Wednesday, November 4, 2009

What about the Non-Spatial Data? - A response to the City of Toronto Open Data Initiative

This is an email message received from my colleague, with her permission I am posting on this blog.

Subject: you ask what's missing from this site

I have browsed through the data catalogue at
with some interest. Here follow three comments re what's missing:

1. Any indication of the availability of prior editions of the datasets
(certainly none listed for the files I looked at). Eg the child services
file -- October 2009 is the date ascribed. What was the situation in
January 2009? What about October 2008? How has the recession affected the
availability of child services?  How does seasonal part-time employment
affect the demand for and availability of child services?

The place of worship file is dated 2006. Are there no prior editions of
this file? What about later versions of the file? Places of worship are
built, repurposed or destroyed (eg by fire) over time. But changes over
time cannot be studied without data over time.

Ie, what happens when a a later version of a file becomes available? Is
the prior version replaced, or does is still remain available? If not, why
not? If it is not available on-line, to whom does one turn for copies of
prior editions?

2. Any statement of a preservation policy. What procedures are in place to
manage the preservation of these data sets over time? What department is
responsible for the long-term preservation of these data? How frequently
are the data sets provided to whoever is responsible, after what period of
time? Software dependent formats are one of the first things to 'kill' a
dataset, once older formats can no longer be read by current software.
Access should not be mistaken for preservation.

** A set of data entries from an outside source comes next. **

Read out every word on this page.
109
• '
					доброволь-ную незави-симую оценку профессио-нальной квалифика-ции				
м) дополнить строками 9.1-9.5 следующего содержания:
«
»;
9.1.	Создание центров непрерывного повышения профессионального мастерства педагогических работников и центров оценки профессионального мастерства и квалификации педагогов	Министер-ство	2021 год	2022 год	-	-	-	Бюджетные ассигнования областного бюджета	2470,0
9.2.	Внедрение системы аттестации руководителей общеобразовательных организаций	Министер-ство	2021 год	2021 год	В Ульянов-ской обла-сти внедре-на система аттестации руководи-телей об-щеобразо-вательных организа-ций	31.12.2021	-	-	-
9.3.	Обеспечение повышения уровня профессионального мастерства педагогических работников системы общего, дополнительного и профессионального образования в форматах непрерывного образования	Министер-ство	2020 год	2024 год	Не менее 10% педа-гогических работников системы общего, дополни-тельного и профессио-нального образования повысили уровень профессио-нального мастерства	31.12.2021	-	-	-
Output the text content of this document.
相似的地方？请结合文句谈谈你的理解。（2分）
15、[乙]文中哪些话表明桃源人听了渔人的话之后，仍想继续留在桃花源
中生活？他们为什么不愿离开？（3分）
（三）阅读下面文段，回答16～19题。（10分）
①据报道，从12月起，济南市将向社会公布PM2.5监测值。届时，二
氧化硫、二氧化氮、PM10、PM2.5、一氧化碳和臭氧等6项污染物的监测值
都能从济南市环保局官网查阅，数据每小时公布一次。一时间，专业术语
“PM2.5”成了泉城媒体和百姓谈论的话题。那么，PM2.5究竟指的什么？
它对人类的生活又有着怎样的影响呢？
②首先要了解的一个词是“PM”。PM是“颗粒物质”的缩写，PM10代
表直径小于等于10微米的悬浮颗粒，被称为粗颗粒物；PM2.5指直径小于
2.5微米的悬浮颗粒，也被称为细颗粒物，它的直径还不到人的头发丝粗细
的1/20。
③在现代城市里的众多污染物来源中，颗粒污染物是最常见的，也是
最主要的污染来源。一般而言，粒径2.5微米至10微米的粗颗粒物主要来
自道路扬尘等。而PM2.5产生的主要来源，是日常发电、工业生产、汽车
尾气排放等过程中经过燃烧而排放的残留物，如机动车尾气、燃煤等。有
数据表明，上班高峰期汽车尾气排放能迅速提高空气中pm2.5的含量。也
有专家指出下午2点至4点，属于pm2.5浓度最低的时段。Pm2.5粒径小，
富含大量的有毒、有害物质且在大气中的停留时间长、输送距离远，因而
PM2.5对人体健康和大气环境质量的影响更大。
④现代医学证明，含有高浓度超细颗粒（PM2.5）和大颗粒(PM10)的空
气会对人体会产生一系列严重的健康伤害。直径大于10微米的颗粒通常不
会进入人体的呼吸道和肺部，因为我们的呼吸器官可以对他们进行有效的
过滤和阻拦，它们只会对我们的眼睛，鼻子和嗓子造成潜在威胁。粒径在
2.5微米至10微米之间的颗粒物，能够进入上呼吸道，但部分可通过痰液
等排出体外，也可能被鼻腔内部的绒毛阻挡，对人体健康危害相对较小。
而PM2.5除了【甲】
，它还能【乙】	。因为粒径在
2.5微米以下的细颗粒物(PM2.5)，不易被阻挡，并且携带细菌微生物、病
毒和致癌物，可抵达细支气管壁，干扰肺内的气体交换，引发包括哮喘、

3. Almost all data sets currently listed are spatially referenced data
sets, such as ESRI shapefiles, etc.What about other data, such as
anonymized microdata collected in the course of surveys conducted by the
City? For example, the Toronto employment survey, surveys conducted by the
TTC, by GO Transit, by the TDSB, attempts to survey the homeless etc. --
should these not also be included? The microdata from the Toronto
employment survey could, for example, be subjected to additional
statistical analyses than the simple descriptive statistics made available
in the reports available on the web site.

I am sure there are many other surveys that are conducted eg by City
Planning Division's Policy & Research section of which I am not even
aware, but which could be used for secondary statistical analysis so as to
improve our understanding of how the community functions, and the
informing of policy decisions. They may or may not be interesting from the
point of view of spatial analysis (GIS)  but are certainly interesting for
other types of analysis which do not involve spatial relationships.
Nonetheless, they should still be made available.

There are software solutions available that can, for example, present data
in a fashion that on the one hand supports the generation of descriptive
as well as inferential statistics from microdata, while on the other hand
ensuring that eg no table cell contains less than 5 (or some other
selected number) cases, so as to ensure privacy and confidentiality of

Laine G.M. Ruus
Data Library Service